If it’s determined to be a worthwhile feature, the next decision point is whether the feature should be added to core or upstream. Upstream issues are those that are outside of Gatsby’s control and caused by dependencies. Upstream features should be labeled with type: upstream and include comments about the scope.

If it’s a core change, is it a breaking change? Breaking changes should be labeled with breaking change and typically closed. Note that they may sometimes be left open with the note that the functionality can only be added in a major release.

Non-breaking changes can be labeled as help wanted and it is often best to ask the creator of the issue if they’d be interested in helping develop the PR.

Flow chart for handling a feature request

Documentation

Issues can be filed requesting documentation on a particular topic. Sometimes the documentation already exists, so you can link to it and close the issue.

Alternatively, the issue may be something the team is unable to address. Consider using a saved reply in that circumstance.

Otherwise, label the issue with type: documentation and ask the issue filer if they’d like to help with a PR.

Maintenance

Maintenance issues are things like bumping a package version. These issues should be labeled with type: maintenance.

Saved replies

Gatsby team members have saved certain common form responses to help accelerate issue triage.

Bot

We have a bot that helps us automate some aspects:

  • Issues with a question mark in their title or starting with “how” are automatically labeled as questions
  • Issues with an empty body are closed
  • Issues with no activity are marked stale after 20 days. They are then closed after another 10 days unless there are additional comments or the not stale label is applied

Frequently asked questions

When do you do a demo for an issue?

When a feature or pattern is not documented, it may be nice to make a demo to add clarity for the author and help future readers as well.

How do you reproduce a bug?

Every bug report should provide details on how to reproduce the bug. This is so important that there’s dedicated documentation on how to create good bug reproductions. We encourage issue authors to describe exactly how to reproduce a bug.

How much time do you spend on an issue?

Some issues might need more time than others and there isn’t any hard and fast rule. However, we find it’s best to spend time on an issue after the relevant info and reproduction is available.

Do you look at Discord?

Some of us are active on Discord and you can be too if you like.
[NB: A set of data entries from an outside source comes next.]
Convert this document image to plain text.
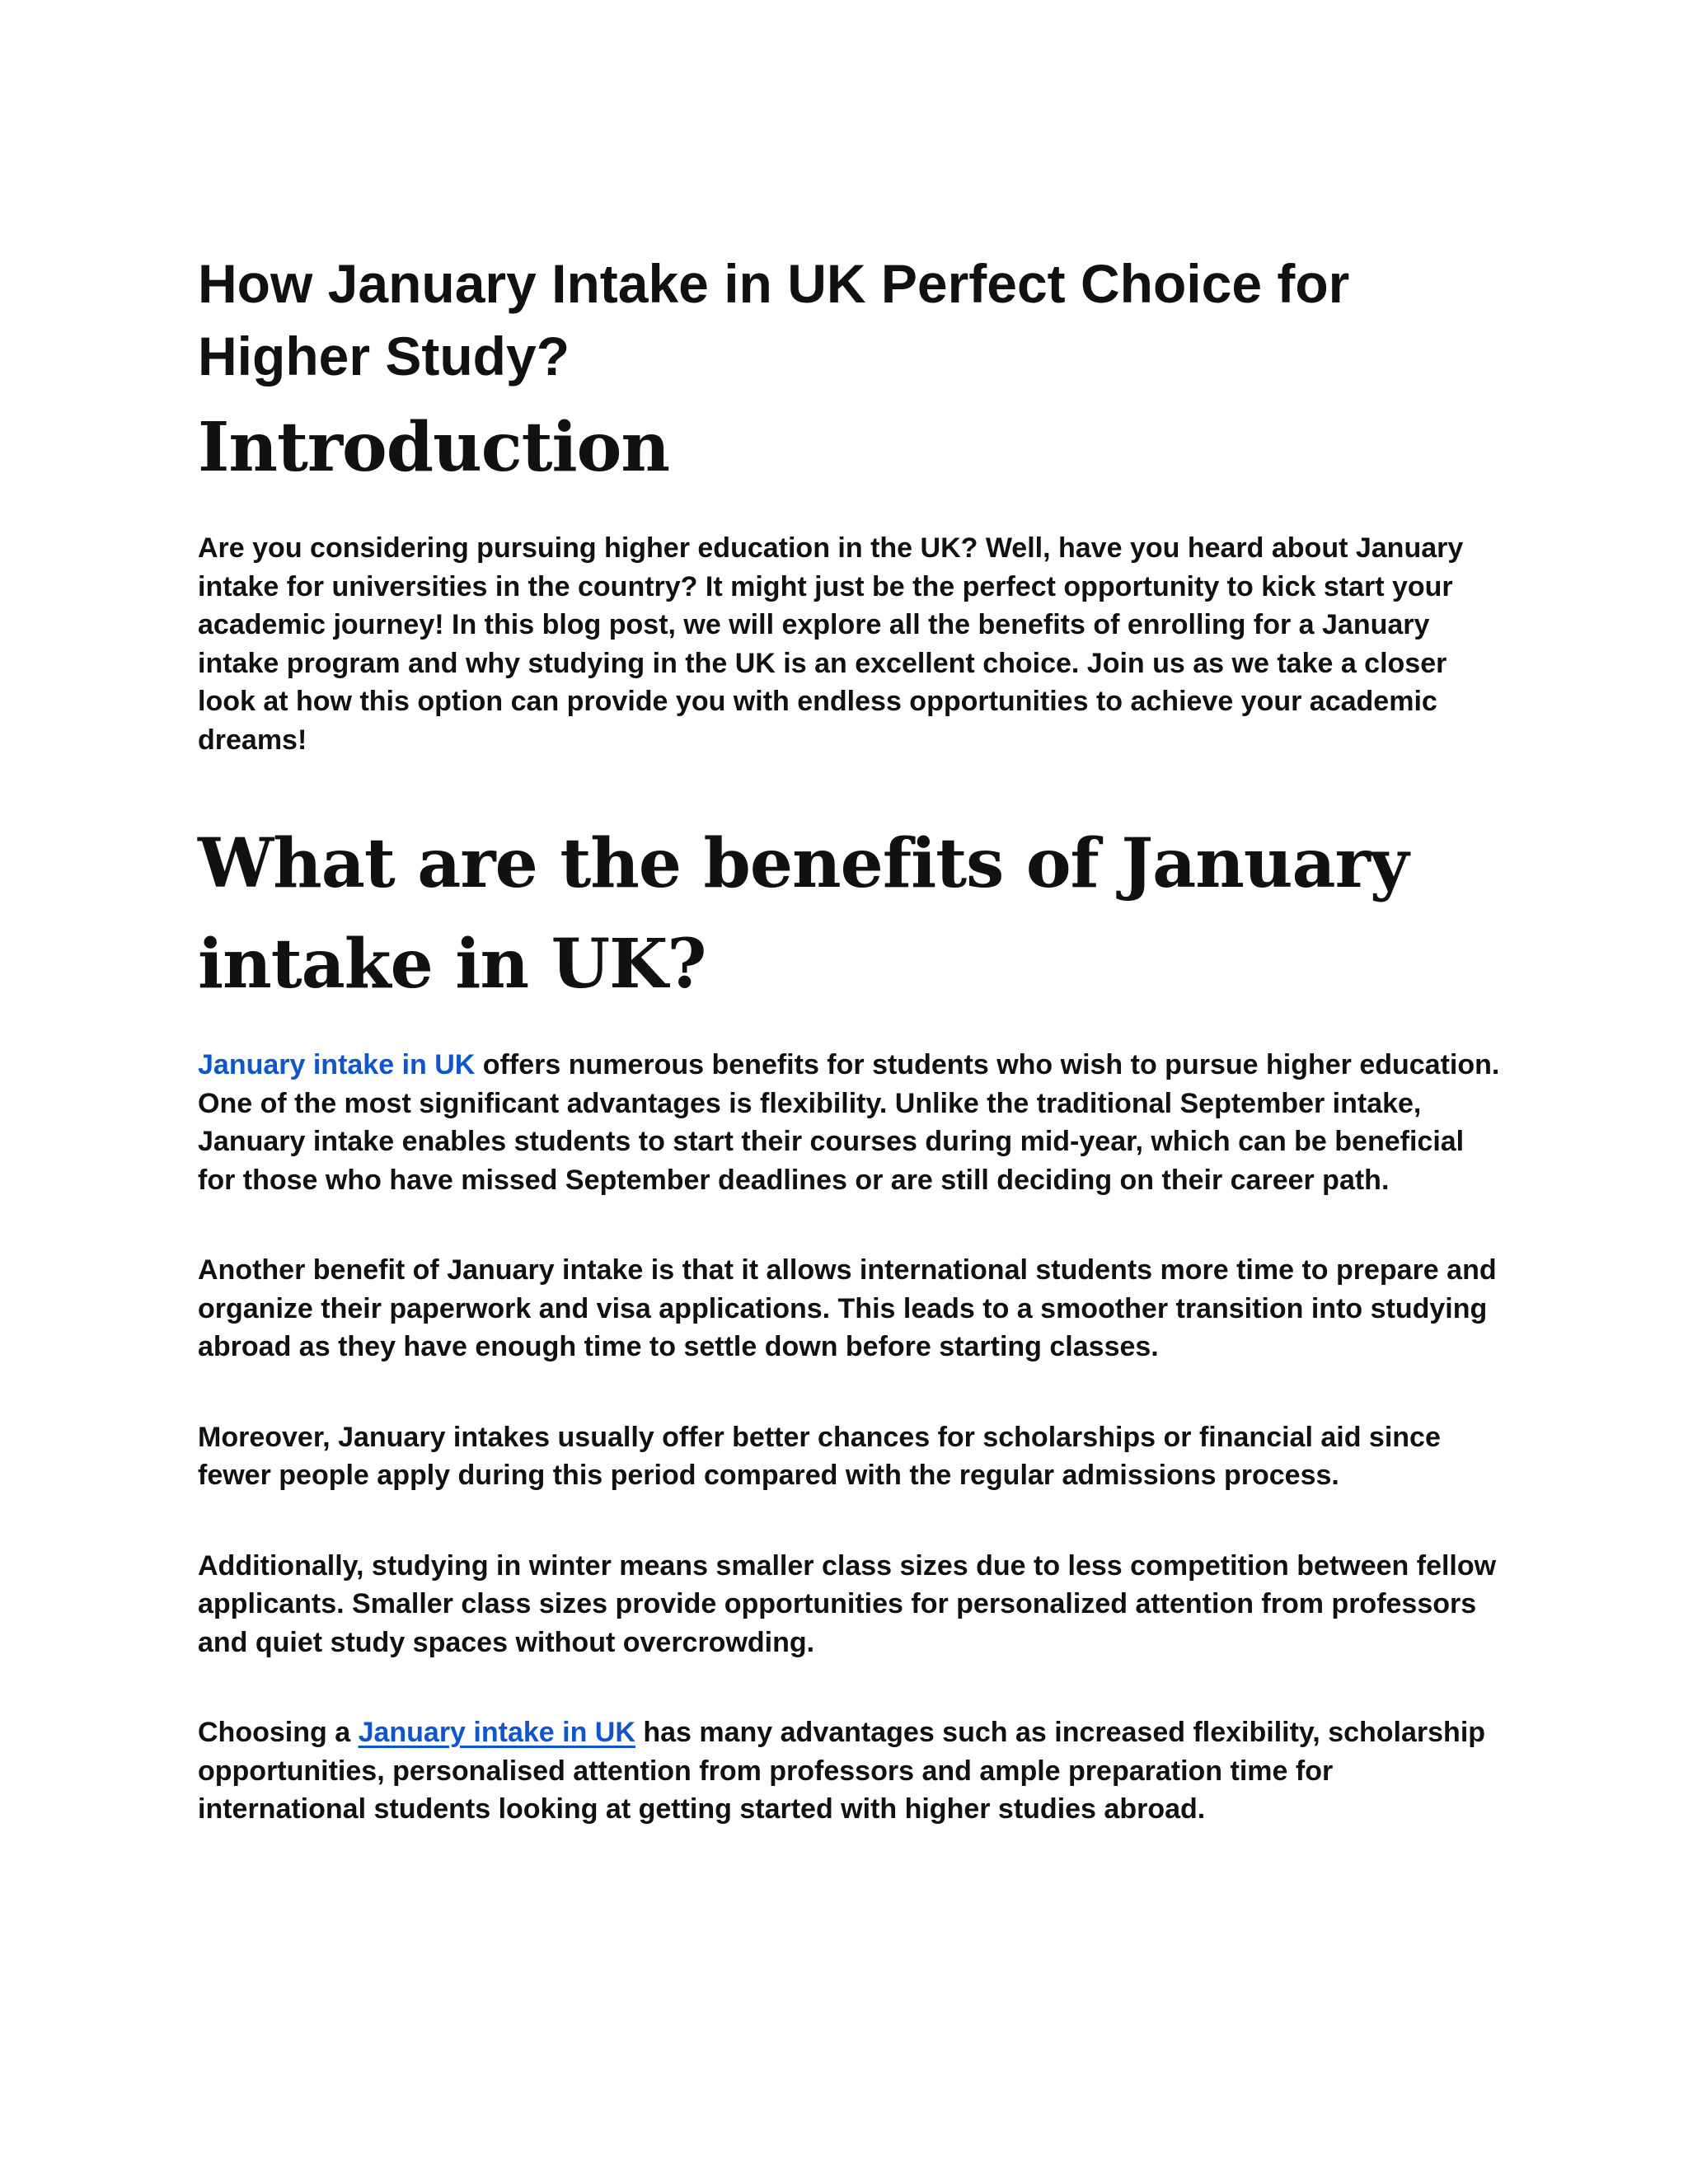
How January Intake in UK Perfect Choice for Higher Study?
Introduction

Are you considering pursuing higher education in the UK? Well, have you heard about January intake for universities in the country? It might just be the perfect opportunity to kick start your academic journey! In this blog post, we will explore all the benefits of enrolling for a January intake program and why studying in the UK is an excellent choice. Join us as we take a closer look at how this option can provide you with endless opportunities to achieve your academic dreams!

What are the benefits of January intake in UK?

January intake in UK offers numerous benefits for students who wish to pursue higher education. One of the most significant advantages is flexibility. Unlike the traditional September intake, January intake enables students to start their courses during mid-year, which can be beneficial for those who have missed September deadlines or are still deciding on their career path.

Another benefit of January intake is that it allows international students more time to prepare and organize their paperwork and visa applications. This leads to a smoother transition into studying abroad as they have enough time to settle down before starting classes.

Moreover, January intakes usually offer better chances for scholarships or financial aid since fewer people apply during this period compared with the regular admissions process.

Additionally, studying in winter means smaller class sizes due to less competition between fellow applicants. Smaller class sizes provide opportunities for personalized attention from professors and quiet study spaces without overcrowding.

Choosing a January intake in UK has many advantages such as increased flexibility, scholarship opportunities, personalised attention from professors and ample preparation time for international students looking at getting started with higher studies abroad.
Do you use the same issue to track documentation additions or open a new one?

If the issue describes the context well enough, then we’ll sometimes update its title and use the same issue to track the addition of relevant documentation.
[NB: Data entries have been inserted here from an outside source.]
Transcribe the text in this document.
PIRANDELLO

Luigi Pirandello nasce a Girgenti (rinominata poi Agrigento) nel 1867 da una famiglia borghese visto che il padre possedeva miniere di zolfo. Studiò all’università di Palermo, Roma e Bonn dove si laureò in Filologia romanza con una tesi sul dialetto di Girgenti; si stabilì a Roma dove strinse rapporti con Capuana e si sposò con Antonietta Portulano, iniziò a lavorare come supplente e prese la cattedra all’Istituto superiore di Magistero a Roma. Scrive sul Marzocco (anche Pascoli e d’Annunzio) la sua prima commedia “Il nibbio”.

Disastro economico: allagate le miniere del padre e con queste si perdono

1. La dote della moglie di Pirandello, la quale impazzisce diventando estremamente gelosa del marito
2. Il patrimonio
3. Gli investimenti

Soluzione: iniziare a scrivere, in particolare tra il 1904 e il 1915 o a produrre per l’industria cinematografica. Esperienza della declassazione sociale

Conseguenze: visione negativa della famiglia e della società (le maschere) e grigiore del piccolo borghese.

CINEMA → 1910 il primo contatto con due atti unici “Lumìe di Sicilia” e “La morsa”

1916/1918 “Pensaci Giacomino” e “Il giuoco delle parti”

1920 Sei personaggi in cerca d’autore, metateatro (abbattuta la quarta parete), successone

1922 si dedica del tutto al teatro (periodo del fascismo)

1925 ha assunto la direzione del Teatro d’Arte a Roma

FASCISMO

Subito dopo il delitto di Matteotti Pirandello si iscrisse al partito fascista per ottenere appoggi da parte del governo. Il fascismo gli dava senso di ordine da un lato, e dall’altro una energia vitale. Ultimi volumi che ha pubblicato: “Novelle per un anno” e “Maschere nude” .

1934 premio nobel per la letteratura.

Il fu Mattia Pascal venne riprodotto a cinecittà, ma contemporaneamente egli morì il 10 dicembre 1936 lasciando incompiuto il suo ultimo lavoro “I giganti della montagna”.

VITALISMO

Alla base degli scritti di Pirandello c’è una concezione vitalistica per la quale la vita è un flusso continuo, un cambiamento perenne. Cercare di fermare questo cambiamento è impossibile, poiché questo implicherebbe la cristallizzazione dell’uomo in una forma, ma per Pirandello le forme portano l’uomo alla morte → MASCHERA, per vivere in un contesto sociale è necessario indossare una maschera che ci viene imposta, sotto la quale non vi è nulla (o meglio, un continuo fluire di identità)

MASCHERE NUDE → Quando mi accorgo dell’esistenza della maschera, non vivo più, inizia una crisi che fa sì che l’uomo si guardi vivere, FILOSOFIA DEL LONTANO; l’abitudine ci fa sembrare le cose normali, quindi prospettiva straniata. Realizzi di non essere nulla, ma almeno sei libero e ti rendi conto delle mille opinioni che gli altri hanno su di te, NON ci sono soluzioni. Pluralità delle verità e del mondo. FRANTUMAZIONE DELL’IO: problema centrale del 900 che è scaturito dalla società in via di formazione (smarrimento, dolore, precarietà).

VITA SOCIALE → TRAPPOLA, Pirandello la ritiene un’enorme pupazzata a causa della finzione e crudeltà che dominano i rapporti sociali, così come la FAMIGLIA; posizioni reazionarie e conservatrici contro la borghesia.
When do you follow up on an issue?

If an author hasn’t responded to a comment for a week or two, we think it’s nice to follow up and ask if there’s anything else we can do to help. If the issue goes stale after that, our bot should be able to clean it up.

What do you do if an issue relates to something upstream?

It’s a good practice to open an issue in the upstream repository in cases like this but isn’t strictly necessary. “Upstream” in this case refers to repositories that house dependencies for Gatsby.

How long should you leave an issue open when awaiting more information from the issue filer?

If a request is made of the issue filer for a reproduction or more information, and eight or more business days passes without a response, the issue should be closed. We typically leave a polite message that indicates the issue is being closed until there is an actionable response, and that it will be re-opened if said information is supplied.